Tensor-train methods for sequential state and parameter learning in state-space models
Yiran Zhao, Tiangang Cui
TL;DR
This work introduces tensor-train (TT) based recursive Bayesian learning for sequential state-space models with intractable transitions and observations. By representing the evolving joint posterior over states and unknown parameters with TT decompositions and employing Knothe–Rosenblatt (KR) transport maps, the authors design online filtering, parameter estimation, path estimation, and smoothing without relying on particle ensembles. A squared-TT formulation preserves nonnegativity, enabling robust debiasing and the construction of KR rearrangements to implement particle filtering and smoothing within the TT framework. The paper also develops error bounds for TT approximations, and preconditioning strategies (Gaussian bridging, tempering) to enhance approximation power, with numerical demonstrations on linear, stochastic volatility, high-dimensional SIR, and predator–prey models.

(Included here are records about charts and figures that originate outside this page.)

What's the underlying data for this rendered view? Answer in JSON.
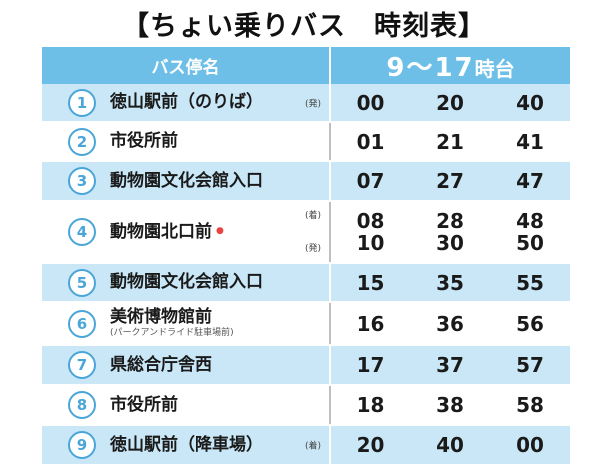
{
  "title": "【ちょい乗りバス　時刻表】",
  "header": {
    "stop_col": "バス停名",
    "time_col_range": "9～17",
    "time_col_suffix": "時台"
  },
  "rows": [
    {
      "num": "1",
      "name": "徳山駅前（のりば）",
      "sub": "",
      "mark": "",
      "badges": [
        "(発)"
      ],
      "times": [
        [
          "00"
        ],
        [
          "20"
        ],
        [
          "40"
        ]
      ]
    },
    {
      "num": "2",
      "name": "市役所前",
      "sub": "",
      "mark": "",
      "badges": [],
      "times": [
        [
          "01"
        ],
        [
          "21"
        ],
        [
          "41"
        ]
      ]
    },
    {
      "num": "3",
      "name": "動物園文化会館入口",
      "sub": "",
      "mark": "",
      "badges": [],
      "times": [
        [
          "07"
        ],
        [
          "27"
        ],
        [
          "47"
        ]
      ]
    },
    {
      "num": "4",
      "name": "動物園北口前",
      "sub": "",
      "mark": "●",
      "badges": [
        "(着)",
        "(発)"
      ],
      "times": [
        [
          "08",
          "10"
        ],
        [
          "28",
          "30"
        ],
        [
          "48",
          "50"
        ]
      ]
    },
    {
      "num": "5",
      "name": "動物園文化会館入口",
      "sub": "",
      "mark": "",
      "badges": [],
      "times": [
        [
          "15"
        ],
        [
          "35"
        ],
        [
          "55"
        ]
      ]
    },
    {
      "num": "6",
      "name": "美術博物館前",
      "sub": "(パークアンドライド駐車場前)",
      "mark": "",
      "badges": [],
      "times": [
        [
          "16"
        ],
        [
          "36"
        ],
        [
          "56"
        ]
      ]
    },
    {
      "num": "7",
      "name": "県総合庁舎西",
      "sub": "",
      "mark": "",
      "badges": [],
      "times": [
        [
          "17"
        ],
        [
          "37"
        ],
        [
          "57"
        ]
      ]
    },
    {
      "num": "8",
      "name": "市役所前",
      "sub": "",
      "mark": "",
      "badges": [],
      "times": [
        [
          "18"
        ],
        [
          "38"
        ],
        [
          "58"
        ]
      ]
    },
    {
      "num": "9",
      "name": "徳山駅前（降車場）",
      "sub": "",
      "mark": "",
      "badges": [
        "(着)"
      ],
      "times": [
        [
          "20"
        ],
        [
          "40"
        ],
        [
          "00"
        ]
      ]
    }
  ]
}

Overall, the approach delivers competitive estimation accuracy and improved computational efficiency, offering a scalable alternative to traditional particle-based methods for uncertainty quantification in sequential inference.
Abstract
We consider sequential state and parameter learning in state-space models with intractable state transition and observation processes. By exploiting low-rank tensor train (TT) decompositions, we propose new sequential learning methods for joint parameter and state estimation under the Bayesian framework. Our key innovation is the introduction of scalable function approximation tools such as TT for recursively learning the sequentially updated posterior distributions. The function approximation perspective of our methods offers tractable error analysis and potentially alleviates the particle degeneracy faced by many particle-based methods. In addition to the new insights into the algorithmic design, our methods complement conventional particle-based methods. Our TT-based approximations naturally define conditional Knothe--Rosenblatt (KR) rearrangements that lead to parameter estimation, filtering, smoothing and path estimation accompanying our sequential learning algorithms, which open the door to removing potential approximation bias. We also explore several preconditioning techniques based on either linear or nonlinear KR rearrangements to enhance the approximation power of TT for practical problems. We demonstrate the efficacy and efficiency of our proposed methods on several state-space models, in which our methods achieve state-of-the-art estimation accuracy and computational performance.